Fete Taito, facilitator for the Royal Commission, said many gang members carried around the trauma from their childhoods in state custody and it shaped their attitudes and behaviour. He said many had a hatred towards society because of the abuse.
“That society put us in there.
“The bullshit that they did to us, we’re still living it today. We haven’t separated it out and put the trauma on the shelf so we can deal with it later.”
Bellas did major stints in jail, one for leading 14 police cars on a chase around Auckland, and another for attempted murder. He said violence had become so normalised for him from a young age that he couldn’t see the need to change. He spoke about his partner Piki, who he met at a kapa haka group, who has stood by him for over 30 years and helped him to change.
“I’m getting older and wiser now. My wife Piki, I met her when I got out of prison in 1993.
"It was for a high-speed chase. I had a stolen vehicle and I made the police chase me around the whole city, from Ponsonby down to Pt Chev, around Pt Chev to Mt Albert, Mt Albert to Mt Eden, then back into Queen Street. I probably had about 15 police cars chasing me.
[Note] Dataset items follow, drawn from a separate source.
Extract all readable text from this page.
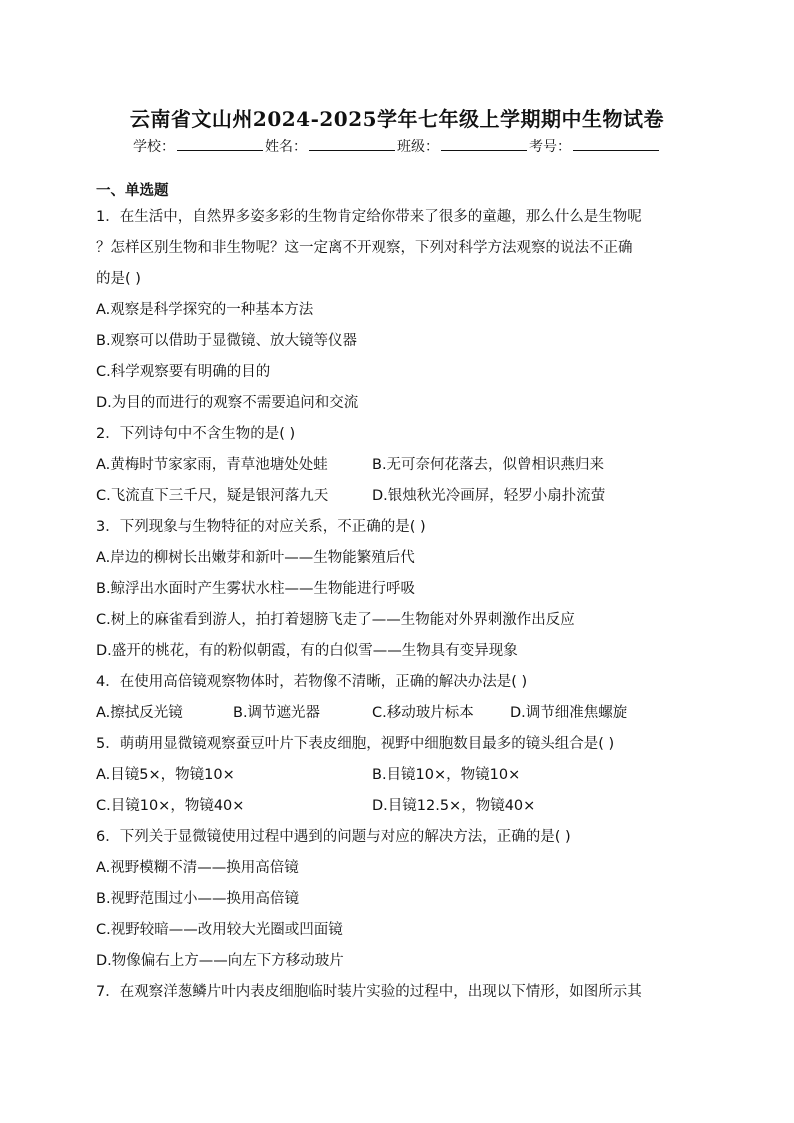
云南省文山州2024-2025学年七年级上学期期中生物试卷
学校：	姓名：	班级：	考号：
一、单选题
1．在生活中，自然界多姿多彩的生物肯定给你带来了很多的童趣，那么什么是生物呢
？怎样区别生物和非生物呢？这一定离不开观察，下列对科学方法观察的说法不正确
的是( )
A.观察是科学探究的一种基本方法
B.观察可以借助于显微镜、放大镜等仪器
C.科学观察要有明确的目的
D.为目的而进行的观察不需要追问和交流
2．下列诗句中不含生物的是( )
A.黄梅时节家家雨，青草池塘处处蛙	B.无可奈何花落去，似曾相识燕归来
C.飞流直下三千尺，疑是银河落九天	D.银烛秋光冷画屏，轻罗小扇扑流萤
3．下列现象与生物特征的对应关系，不正确的是( )
A.岸边的柳树长出嫩芽和新叶——生物能繁殖后代
B.鲸浮出水面时产生雾状水柱——生物能进行呼吸
C.树上的麻雀看到游人，拍打着翅膀飞走了——生物能对外界刺激作出反应
D.盛开的桃花，有的粉似朝霞，有的白似雪——生物具有变异现象
4．在使用高倍镜观察物体时，若物像不清晰，正确的解决办法是( )
A.擦拭反光镜	B.调节遮光器	C.移动玻片标本	D.调节细准焦螺旋
5．萌萌用显微镜观察蚕豆叶片下表皮细胞，视野中细胞数目最多的镜头组合是( )
A.目镜5×，物镜10×	B.目镜10×，物镜10×
C.目镜10×，物镜40×	D.目镜12.5×，物镜40×
6．下列关于显微镜使用过程中遇到的问题与对应的解决方法，正确的是( )
A.视野模糊不清——换用高倍镜
B.视野范围过小——换用高倍镜
C.视野较暗——改用较大光圈或凹面镜
D.物像偏右上方——向左下方移动玻片
7．在观察洋葱鳞片叶内表皮细胞临时装片实验的过程中，出现以下情形，如图所示其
I had a few of my bros in there and they were King Cobras and I was the driver."
That was the start of 30 years in and out of jail.
"I only just recently got out of Pare (Paremoremo Maximum Security Prison). Finished 17 and half years. That was for I shot somebody. He survived but I got done for attempted murder.
“Violence was the norm. Nothing else worked for me. Jail was my university.”
Bellas’s partner Piki says it’s taken him decades to recognise the trauma he’s been through and start changing how he deals with it.
“He wasn’t a gang member when I met him. My family were Mob. We met at kapa haka. We were teenagers. Kapa haka was everything. We had kids and then some traits of his started coming out. He’d go to jail and come out even worse. We had three boys one after the other and I was raising them. His trauma got worse. I just wanted a family but everyone who got out of jail just went to him. It was horrible.
“That trauma he passed down to us. In the last long lag I thought, far out, he really doesn’t know what family means. He really doesn’t know that he’s been through trauma. He thinks this is what every family was like. Every time we would fight he would say, this is how it is, this is how families are. Don’t try and change it. That’s the way it is. That’s when I thought, shit, I’m in trouble.”
She said he has recently started to recognise what he has been through and how he needed to change. But Bellas said if Piki hadn’t stood by him for 30 years, visiting him every week, he wouldn’t have made those changes.
“If I don’t change I’ll end up dying in jail.”
One speaker at the hui said it went against the grain to come and talk about what had happened because they had learned to stay silent.
“We came from a world of no comment. Especially no comment to the system. No comment. No comment. No comment. So it’s swimming against the current to come here.”
Francis McLaughlin, from the Mongrel Mob’s Notorious chapter, said many victims of abuse had died never seeing any justice because the state had never taken full responsibility. He said gangs were always being vilified but those who perpetrated abuse against them when they were children were never held accountable.
“How can the paedophiles and abusers dictate to us what the punishment should be.”
One female speaker talked about her two uncles who went through welfare homes in the 1950s.
“That’s where they learned to be angry. They’ve been angry all their lives.”
Ken Clearwater, who leads the group Male Survivors of Sexual Abuse, said he had noticed over years of advocacy how little support there was for Māori and Pacific men who had been sexually abused when they were children. He said despite this he was told by both National and Labour governments that there wasn’t any need for an inquiry.
He says men who had been sexually abused as children often harboured incredible anger.